Lazarus advanced in the midst of his men, laying down the rules of engagement.
"That's why we're not going to call AMD tomorrow morning. We are not going to launch mass production blindly. I ordered our Taiwanese foundry to produce only a pre-series of five hundred V-1000 chips. With these five hundred chips, we are going to assemble here in Ivry five hundred prototypes of the Volta personal computer. »
He pointed to the whole room.
"These machines will not be sold. They will be distributed. Over to you. To the factory administration. To the engineers of the DGA. We are going to launch a full-scale test phase. A dogfooding of absolute violence. In the coming months, you will use these prototypes to work, to code, to write. You're going to torture architecture. You'll saturate the cache memory of the throttled chip to see how the kernel reacts. »
The CEO clapped his hands, a popping sound that startled a few coders.

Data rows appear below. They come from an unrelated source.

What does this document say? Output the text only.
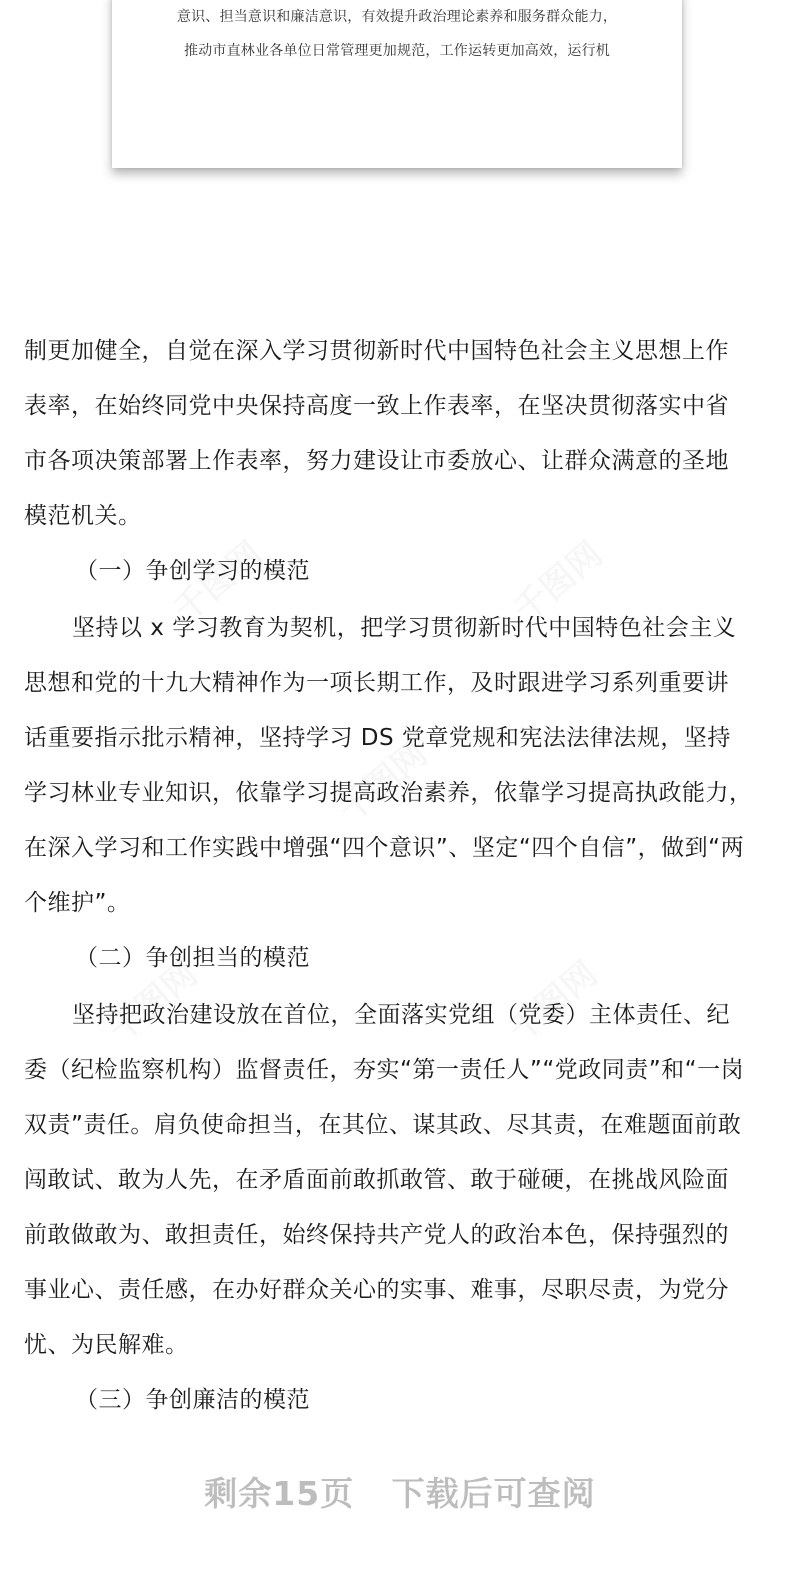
意识、担当意识和廉洁意识，有效提升政治理论素养和服务群众能力，
推动市直林业各单位日常管理更加规范，工作运转更加高效，运行机
制更加健全，自觉在深入学习贯彻新时代中国特色社会主义思想上作
表率，在始终同党中央保持高度一致上作表率，在坚决贯彻落实中省
市各项决策部署上作表率，努力建设让市委放心、让群众满意的圣地
模范机关。
（一）争创学习的模范
坚持以 x 学习教育为契机，把学习贯彻新时代中国特色社会主义
思想和党的十九大精神作为一项长期工作，及时跟进学习系列重要讲
话重要指示批示精神，坚持学习 DS 党章党规和宪法法律法规，坚持
学习林业专业知识，依靠学习提高政治素养，依靠学习提高执政能力，
在深入学习和工作实践中增强“四个意识”、坚定“四个自信”，做到“两
个维护”。
（二）争创担当的模范
坚持把政治建设放在首位，全面落实党组（党委）主体责任、纪
委（纪检监察机构）监督责任，夯实“第一责任人”“党政同责”和“一岗
双责”责任。肩负使命担当，在其位、谋其政、尽其责，在难题面前敢
闯敢试、敢为人先，在矛盾面前敢抓敢管、敢于碰硬，在挑战风险面
前敢做敢为、敢担责任，始终保持共产党人的政治本色，保持强烈的
事业心、责任感，在办好群众关心的实事、难事，尽职尽责，为党分
忧、为民解难。
（三）争创廉洁的模范
剩余15页   下载后可查阅
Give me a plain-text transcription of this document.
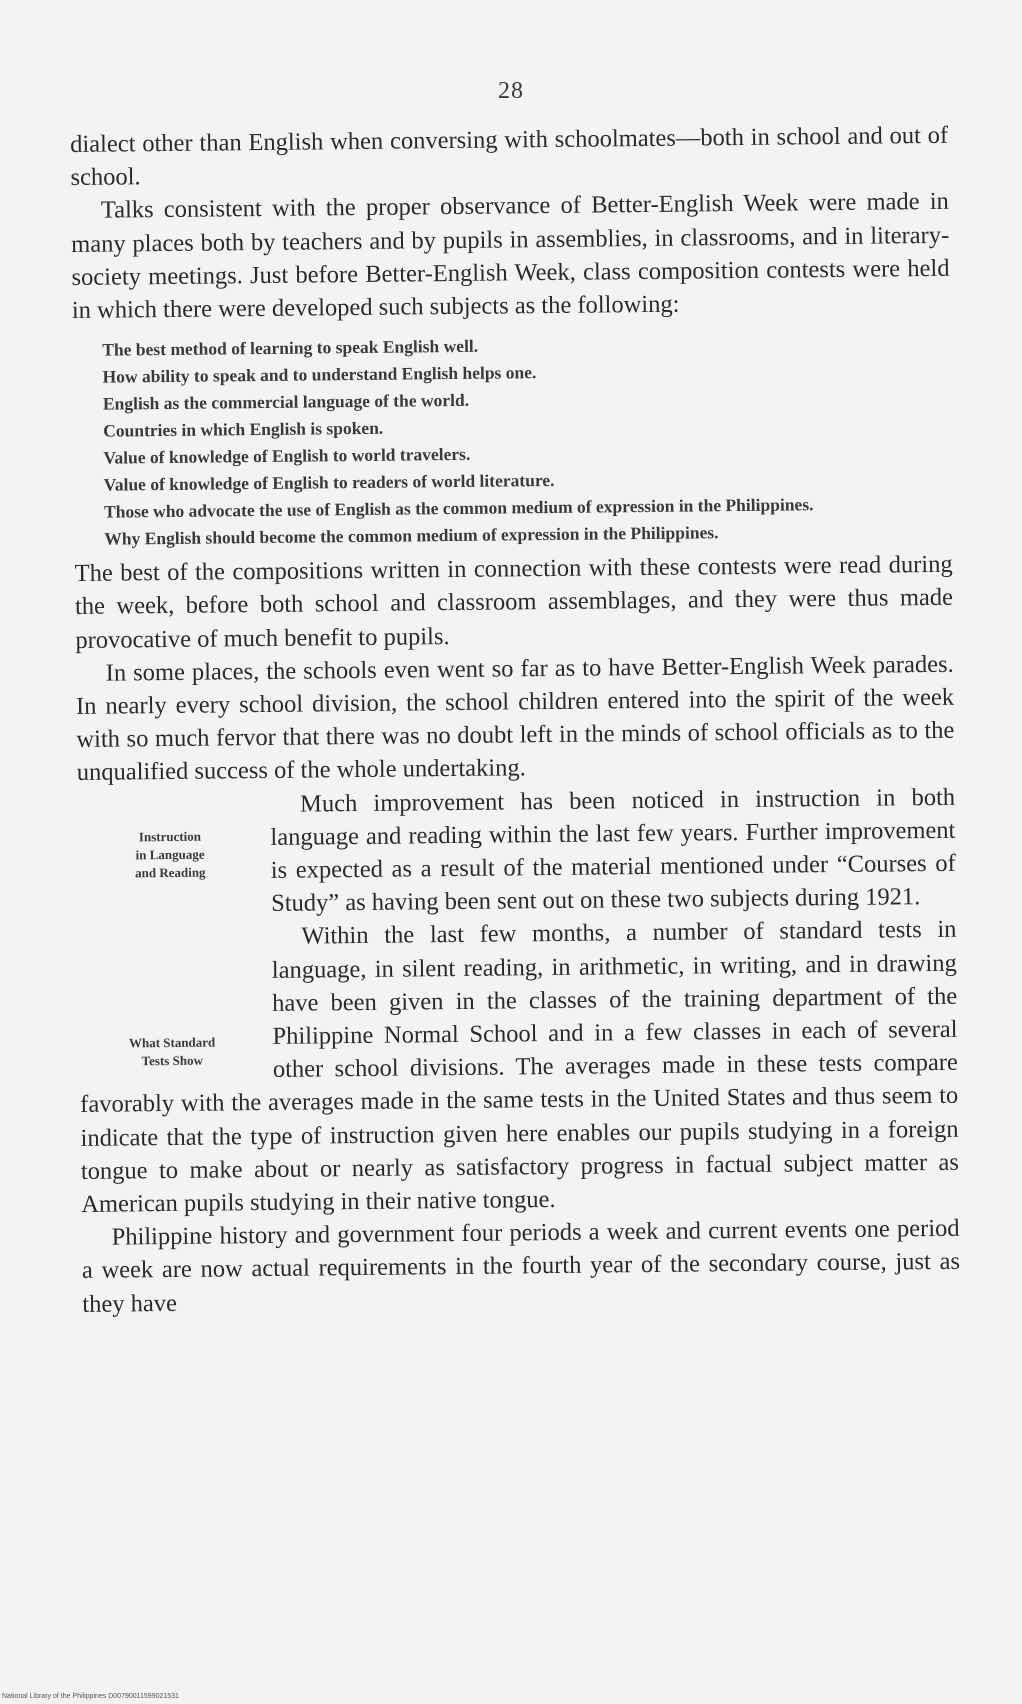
28

dialect other than English when conversing with schoolmates—both in school and out of school.

Talks consistent with the proper observance of Better-English Week were made in many places both by teachers and by pupils in assemblies, in classrooms, and in literary-society meetings. Just before Better-English Week, class composition contests were held in which there were developed such subjects as the following:

The best method of learning to speak English well.
How ability to speak and to understand English helps one.
English as the commercial language of the world.
Countries in which English is spoken.
Value of knowledge of English to world travelers.
Value of knowledge of English to readers of world literature.
Those who advocate the use of English as the common medium of expression in the Philippines.
Why English should become the common medium of expression in the Philippines.

The best of the compositions written in connection with these contests were read during the week, before both school and classroom assemblages, and they were thus made provocative of much benefit to pupils.

In some places, the schools even went so far as to have Better-English Week parades. In nearly every school division, the school children entered into the spirit of the week with so much fervor that there was no doubt left in the minds of school officials as to the unqualified success of the whole undertaking.

Instruction
in Language
and Reading

Much improvement has been noticed in instruction in both language and reading within the last few years. Further improvement is expected as a result of the material mentioned under “Courses of Study” as having been sent out on these two subjects during 1921.

What Standard
Tests Show

Within the last few months, a number of standard tests in language, in silent reading, in arithmetic, in writing, and in drawing have been given in the classes of the training department of the Philippine Normal School and in a few classes in each of several other school divisions. The averages made in these tests compare favorably with the averages made in the same tests in the United States and thus seem to indicate that the type of instruction given here enables our pupils studying in a foreign tongue to make about or nearly as satisfactory progress in factual subject matter as American pupils studying in their native tongue.

Philippine history and government four periods a week and current events one period a week are now actual requirements in the fourth year of the secondary course, just as they have

National Library of the Philippines D00790011599021531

"I want a systematic hunt for memory leaks. If Word opens in more than a second, you rewrite the allocation algorithm. If the Excel-related chart stutters during refresh, you rethink the software data bus. The interface must become an extension of the user's nervous system. It must be organic. Infallible. »
Lazarus walked towards the door of the Bunker, turning around one last time before passing through the secure airlock.
"The revolution will not come from Silicon Valley, gentlemen. She was born here, in this cellar in Ivry-sur-Seine. Optimize your code. When these five hundred machines run with the perfection of a Swiss atomic clock, I will pick up my phone and call California. And that day... We will sign the death warrant for our competitors. At work. »
The heavy fire door closed with a pneumatic whistle.
Silence reigned for a few seconds in the open space. The weight of responsibility, the titanic scale of the project and the terrifying vision of victory were mixed in the minds of the engineers. They had just understood that they were no longer just employees of a successful French technology company. They were the soldiers of an invisible invading army.
Karim Belkacem took a deep breath. He cracked the knuckles of his fingers, sat down in front of his UNIX terminal, and opened the command-line text editor.
"You heard it," Karim said to the crowd, his voice charged with a new adrenaline. "No more playing with the military. Clear the cache of your endpoints. Open new repositories. We're going to code a word processor that will make Bill Gates cry. »
In an ensemble movement that was almost like military choreography, the twenty mechanical keyboards of the Bunker began to rattle frantically again. The green and amber code lines began to scroll across the cathode ray screens at breakneck speed.
Unaware that on the other side of the Atlantic, the American government had just decided to steal their architecture to save Intel, Volta's engineers blindly forged the replica. A purely software replica, undetectable by the CIA's spy satellites, but endowed with such destructive power that no Pentagon subsidy could ever stop it.
The Volta personal computer had just entered its final gestation phase. The war for the future of digital humanity was accelerating, and the countdown to the first major civil clash was officially on.